Posted December 13th, 2008 · Please leave a comment · Guest Post


Signal Integrity Tips continues our mini-celebration of the anniversary of IBIS 2.1 ANSI/EIA-656 with this guest post from Michael Mirmak, Chair, IBIS Open Forum. Michael writes:

The year 1995 was certainly one of firsts and achievements. NASDAQ crossed the 1000 mark for the first time. Microsoft released Windows 95. eBay and Yahoo! were founded. The first planet outside our solar system was discovered. And, as Colin kindly noted, IBIS 2.1 was formally approved as a US national standard, ANSI/EIA-656 on December 13th, 1995.

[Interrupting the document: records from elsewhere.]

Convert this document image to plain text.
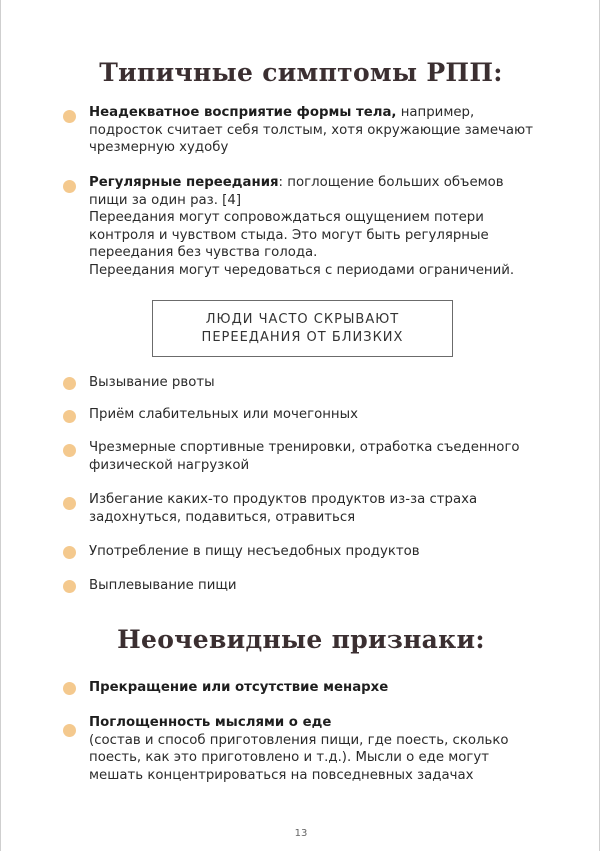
Типичные симптомы РПП:
Неадекватное восприятие формы тела, например, подросток считает себя толстым, хотя окружающие замечают чрезмерную худобу
Регулярные переедания: поглощение больших объемов пищи за один раз. [4]
Переедания могут сопровождаться ощущением потери контроля и чувством стыда. Это могут быть регулярные переедания без чувства голода.
Переедания могут чередоваться с периодами ограничений.
ЛЮДИ ЧАСТО СКРЫВАЮТ
ПЕРЕЕДАНИЯ ОТ БЛИЗКИХ
Вызывание рвоты
Приём слабительных или мочегонных
Чрезмерные спортивные тренировки, отработка съеденного физической нагрузкой
Избегание каких-то продуктов продуктов из-за страха задохнуться, подавиться, отравиться
Употребление в пищу несъедобных продуктов
Выплевывание пищи
Неочевидные признаки:
Прекращение или отсутствие менархе
Поглощенность мыслями о еде
(состав и способ приготовления пищи, где поесть, сколько поесть, как это приготовлено и т.д.). Мысли о еде могут мешать концентрироваться на повседневных задачах
13
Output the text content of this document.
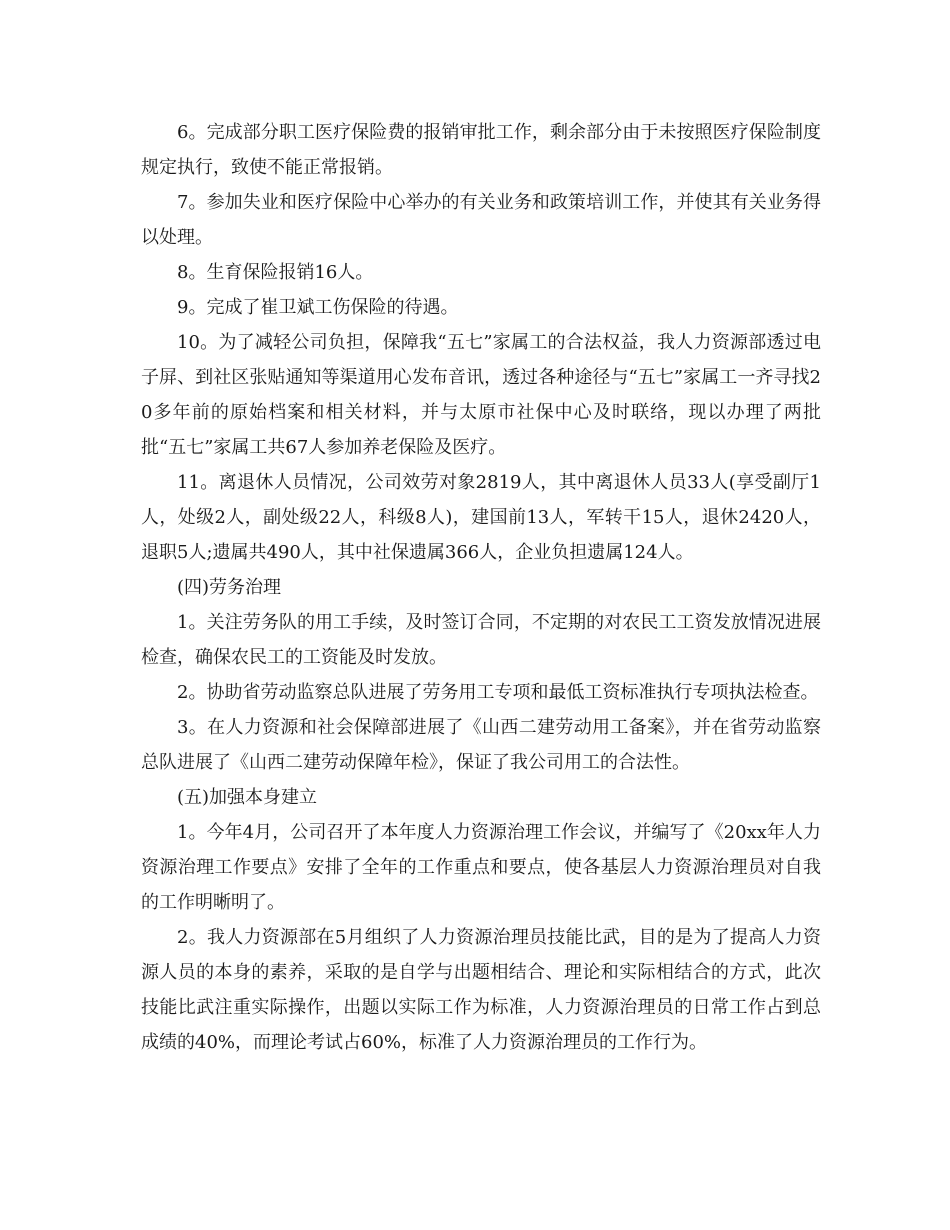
6。完成部分职工医疗保险费的报销审批工作，剩余部分由于未按照医疗保险制度规定执行，致使不能正常报销。

7。参加失业和医疗保险中心举办的有关业务和政策培训工作，并使其有关业务得以处理。

8。生育保险报销16人。

9。完成了崔卫斌工伤保险的待遇。

10。为了减轻公司负担，保障我“五七”家属工的合法权益，我人力资源部透过电子屏、到社区张贴通知等渠道用心发布音讯，透过各种途径与“五七”家属工一齐寻找20多年前的原始档案和相关材料，并与太原市社保中心及时联络，现以办理了两批批“五七”家属工共67人参加养老保险及医疗。

11。离退休人员情况，公司效劳对象2819人，其中离退休人员33人(享受副厅1人，处级2人，副处级22人，科级8人)，建国前13人，军转干15人，退休2420人，退职5人;遗属共490人，其中社保遗属366人，企业负担遗属124人。

(四)劳务治理

1。关注劳务队的用工手续，及时签订合同，不定期的对农民工工资发放情况进展检查，确保农民工的工资能及时发放。

2。协助省劳动监察总队进展了劳务用工专项和最低工资标准执行专项执法检查。

3。在人力资源和社会保障部进展了《山西二建劳动用工备案》，并在省劳动监察总队进展了《山西二建劳动保障年检》，保证了我公司用工的合法性。

(五)加强本身建立

1。今年4月，公司召开了本年度人力资源治理工作会议，并编写了《20xx年人力资源治理工作要点》安排了全年的工作重点和要点，使各基层人力资源治理员对自我的工作明晰明了。

2。我人力资源部在5月组织了人力资源治理员技能比武，目的是为了提高人力资源人员的本身的素养，采取的是自学与出题相结合、理论和实际相结合的方式，此次技能比武注重实际操作，出题以实际工作为标准，人力资源治理员的日常工作占到总成绩的40%，而理论考试占60%，标准了人力资源治理员的工作行为。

IBIS, the I/O Buffer Information Specification, was by then already a “toddler,” as version 1.0 had been released to the public in June, 1993. It was the answer to a strong industry desire for a non-proprietary behavioral format for buffer signal integrity data that could be shared between EDA tools, system designers and IC vendors alike.

Version 2.1 was revolutionary, with the size of the specification almost tripling due to the added features. The simple ramps used to represent buffer transitions were supplemented with tables of voltage-versus-time data. Support for differential pins, as well as ECL buffer types, was included. Matrix-based package models were added, allowing both true pin- and pad-based analysis using a single buffer model. As a national standard and a practical approach, IBIS 2.1 defined a basic structure which has remained useful ever since.

Much has happened over the intervening 13 years. IBIS 3.2 and 4.0 defined new measurement thresholds, added driver scheduling, improved package support and even created a board description format. IBIS 4.1 and 4.2 brought IBIS together with the analog/mixed-signal world, allowing Verilog-AMS and VHDL-AMS code, as well as Berkeley SPICE elements, to be integrated into the IBIS structure. Now, with the approval of IBIS 5.0 in August of this year, combined power delivery and signal integrity modeling using the simple table-driven IBIS approach becomes a reality. And with the addition of the Algorithmic Modeling Interface (AMI), the specification expands to cover advanced serial-differential equalizer behaviors.

Not a bad list of accomplishments for a teenager.

Happy birthday, IBIS and thanks to its many contributors and users over the years.